Heidelberg Project is Being Dismantled

Close up of rusted motorcycle handlebars and missing headlight with blurred structure in background.
Photos by Thomas Tripp

The history of Detroit’s art community is as rich and colorful as the history of Detroit itself; however, few art pieces and communities have been as iconic and controversial as the Heidelberg Project located at 3600 Heidelberg Street on Detroit’s East Side. Facing numerous arsons, demolitions and public outcry over the value of the art installation, Tyree Guyton has garnered worldwide attention for this piece, which places urban blight and other issues that plague the urban landscape into the forefront and turns it into something that inspires and allows people to reflect on the environment they are surrounded by in a new and artistic manner.

The remarkable history of the Heidelberg Project mirrors that of the city that houses it.
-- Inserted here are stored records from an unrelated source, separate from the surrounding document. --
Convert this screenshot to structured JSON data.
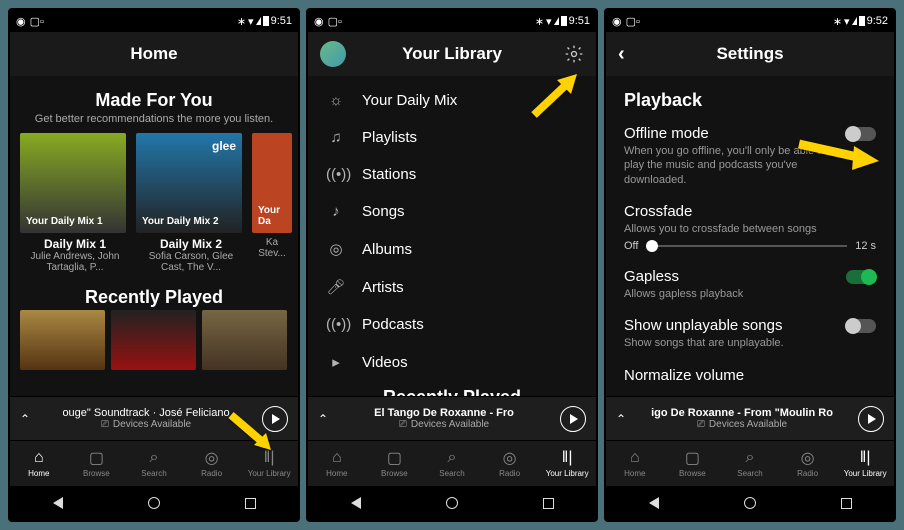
{
  "status": {
    "time": "9:51",
    "time3": "9:52"
  },
  "screen1": {
    "header": "Home",
    "made_title": "Made For You",
    "made_sub": "Get better recommendations the more you listen.",
    "mixes": [
      {
        "cover": "Your Daily Mix 1",
        "title": "Daily Mix 1",
        "sub": "Julie Andrews, John Tartaglia, P..."
      },
      {
        "cover": "Your Daily Mix 2",
        "title": "Daily Mix 2",
        "sub": "Sofia Carson, Glee Cast, The V..."
      },
      {
        "cover": "Your Da",
        "title": "",
        "sub": "Ka\nStev..."
      }
    ],
    "rp_title": "Recently Played",
    "np_song": "ouge\" Soundtrack · José Feliciano",
    "np_devices": "Devices Available"
  },
  "screen2": {
    "header": "Your Library",
    "items": [
      {
        "icon": "sun",
        "label": "Your Daily Mix"
      },
      {
        "icon": "note",
        "label": "Playlists"
      },
      {
        "icon": "antenna",
        "label": "Stations"
      },
      {
        "icon": "song",
        "label": "Songs"
      },
      {
        "icon": "disc",
        "label": "Albums"
      },
      {
        "icon": "mic",
        "label": "Artists"
      },
      {
        "icon": "pod",
        "label": "Podcasts"
      },
      {
        "icon": "video",
        "label": "Videos"
      }
    ],
    "rp_title": "Recently Played",
    "np_song": "El Tango De Roxanne - Fro",
    "np_devices": "Devices Available"
  },
  "screen3": {
    "header": "Settings",
    "category": "Playback",
    "items": [
      {
        "title": "Offline mode",
        "desc": "When you go offline, you'll only be able to play the music and podcasts you've downloaded.",
        "toggle": false
      },
      {
        "title": "Crossfade",
        "desc": "Allows you to crossfade between songs",
        "slider": {
          "left": "Off",
          "right": "12 s"
        }
      },
      {
        "title": "Gapless",
        "desc": "Allows gapless playback",
        "toggle": true
      },
      {
        "title": "Show unplayable songs",
        "desc": "Show songs that are unplayable.",
        "toggle": false
      },
      {
        "title": "Normalize volume",
        "desc": ""
      }
    ],
    "np_song": "igo De Roxanne - From \"Moulin Ro",
    "np_devices": "Devices Available"
  },
  "tabs": [
    {
      "label": "Home"
    },
    {
      "label": "Browse"
    },
    {
      "label": "Search"
    },
    {
      "label": "Radio"
    },
    {
      "label": "Your Library"
    }
  ]
}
According to the website, www.heidelberg.org, the Heidelberg Project is an active outdoor art community, using typically blighted remnants of a community like abandoned lots and derelict houses, and converting them into art installations. Making use of the refuse around him, things like found objects and items that would not normally be appreciated as artistic in any way, Tyree Guyton, the artist who is responsible for the renowned Heidelberg Project, has found a way to beautify his community through art and community organization.
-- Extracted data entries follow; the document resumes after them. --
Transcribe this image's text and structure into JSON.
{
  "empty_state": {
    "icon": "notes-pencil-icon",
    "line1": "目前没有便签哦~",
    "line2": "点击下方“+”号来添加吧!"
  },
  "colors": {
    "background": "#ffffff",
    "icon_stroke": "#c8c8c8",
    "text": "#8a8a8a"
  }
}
The initial context of the Heidelberg Project is riddled with violence, blight, racism and corruption, almost acting as a perfect illustration of what the city of Detroit and its residents have suffered for generations. In 1986, upon returning to his old neighborhood, Heidelberg Street, Tyree Guyton found his neighborhood suffering deeply. Almost eroding away under the influence of deepening and oppressive poverty and rampant drug use, his community was hurting. Afflicted with the pain of losing three brothers to the problems faced in destitute urban communities such as his own, Tyree Guyton was inspired to turn to artistic expression under the guidance of his mentor, his grandfather Sam Mackey. With his now former wife, Karen, and neighborhood children, Tyree Guyton founded the Heidelberg Project.
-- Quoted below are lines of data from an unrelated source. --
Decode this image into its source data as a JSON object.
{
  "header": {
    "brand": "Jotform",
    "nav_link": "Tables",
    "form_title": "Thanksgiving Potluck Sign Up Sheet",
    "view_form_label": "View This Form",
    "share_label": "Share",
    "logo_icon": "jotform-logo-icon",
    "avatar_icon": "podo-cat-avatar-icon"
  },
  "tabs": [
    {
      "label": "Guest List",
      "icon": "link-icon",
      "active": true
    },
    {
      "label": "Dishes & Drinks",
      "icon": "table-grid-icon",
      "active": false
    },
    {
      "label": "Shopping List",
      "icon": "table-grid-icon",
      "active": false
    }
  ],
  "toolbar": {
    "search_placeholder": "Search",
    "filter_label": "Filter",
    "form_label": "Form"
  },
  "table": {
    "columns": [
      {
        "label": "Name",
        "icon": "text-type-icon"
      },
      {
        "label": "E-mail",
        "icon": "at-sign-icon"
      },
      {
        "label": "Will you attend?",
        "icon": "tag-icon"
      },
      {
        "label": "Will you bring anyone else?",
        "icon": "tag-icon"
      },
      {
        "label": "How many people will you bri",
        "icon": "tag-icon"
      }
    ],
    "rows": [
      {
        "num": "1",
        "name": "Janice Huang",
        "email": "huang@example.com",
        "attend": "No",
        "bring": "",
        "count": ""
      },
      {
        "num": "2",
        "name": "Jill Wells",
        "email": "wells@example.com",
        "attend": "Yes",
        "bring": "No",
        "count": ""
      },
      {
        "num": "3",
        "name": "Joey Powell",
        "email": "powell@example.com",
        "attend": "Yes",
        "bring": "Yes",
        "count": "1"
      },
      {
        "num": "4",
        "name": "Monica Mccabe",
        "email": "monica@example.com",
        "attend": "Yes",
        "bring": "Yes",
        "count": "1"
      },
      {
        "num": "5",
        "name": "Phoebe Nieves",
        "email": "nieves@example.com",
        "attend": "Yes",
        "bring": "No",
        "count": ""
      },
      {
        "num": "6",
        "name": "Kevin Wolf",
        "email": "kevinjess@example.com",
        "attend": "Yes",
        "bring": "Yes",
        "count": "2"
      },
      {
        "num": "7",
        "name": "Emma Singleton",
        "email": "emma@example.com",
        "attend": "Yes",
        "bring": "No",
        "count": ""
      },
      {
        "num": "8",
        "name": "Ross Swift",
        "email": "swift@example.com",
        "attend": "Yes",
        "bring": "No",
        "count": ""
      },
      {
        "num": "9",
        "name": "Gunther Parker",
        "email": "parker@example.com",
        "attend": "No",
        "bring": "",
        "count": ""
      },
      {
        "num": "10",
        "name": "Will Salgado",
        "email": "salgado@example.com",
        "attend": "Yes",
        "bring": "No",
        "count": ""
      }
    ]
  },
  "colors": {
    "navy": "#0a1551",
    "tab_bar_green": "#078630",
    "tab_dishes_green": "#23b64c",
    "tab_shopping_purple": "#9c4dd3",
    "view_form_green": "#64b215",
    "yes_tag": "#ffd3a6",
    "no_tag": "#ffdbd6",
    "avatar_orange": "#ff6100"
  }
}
While the Heidelberg Project has been revered as a representation of a neighborhood almost literally rising from its own ashes, it has been met with several criticisms and calamities, becoming the target of near outrage within the city of Detroit and the target of several arsons, the most recent of which was in 2013. The Heidelberg Project’s major criticism is perhaps its intended goal: how do we view blighted neighborhoods in Detroit? Do we view these neighborhoods as something to be discarded and thrown away like the very refuse that has made the Heidelberg Project a worldwide phenomenon right here within city limits, or do we view these neighborhoods as an integral part of the community, and therefore something that deserves salvation? Literally metamorphosing a neighborhood into art and engulfing it in almost eerily ethereal paraphernalia and waste, Guyton has touched this community in the most vital way, even in wake of two demolitions in 1991 and 1999, only five and thirteen years after its creation, both perpetrated by the city of Detroit as a part of mass blight removal initiatives. Supporters of the Heidelberg Project claim these demolition attempts were the result of the political ambitions of city officials, the fact that the Heidelberg Project has remained standing for so many years is emphatically representative of the very spirit of Detroit’s neighborhoods.

An era of community activism may be waning like the last days of summer with the announcement of the dismantling of the Heidelberg Project. In an article in the Detroit Free Press, “The end, a new beginning, for Detroit’s iconic Heidelberg Project,” Tyree Guyton states that it is time for him to go in a new direction and do something that he has never done before. He plans to dismantle the existing art project “very methodically, creating new realities” as he is dismantling the neighborhood art installation. This is not the end, however, as he is planning to convert the art space into Heidelberg 3.0, “an art-infused community,” as opposed to an art installation created solely by him and a select few, such as neighborhood children, and the artist, Tim Burke.

While the details remain obscure, the Heidelberg Project will remain in its current state for the time-being. By next summer, noticeable changes will be made, and within the span of two years, the Heidelberg Project will be demolished for the most part, save for the remaining four houses, including the Dotty-Wotty House, which organizers are planning to turn into a museum. Numerous other pieces will most likely be sold to art institutions like the Smithsonian and the Detroit Institute of Arts. By then, the community of Heidelberg Street will be ready to embark on its new journey, surely maintaining its role as a major source of inspiration and hope in Detroit’s cultural scene, and prompting the ever-important questions of the worth of reclaiming Detroit’s seemingly irreparable neighborhoods and what art and social activism can do for Detroit.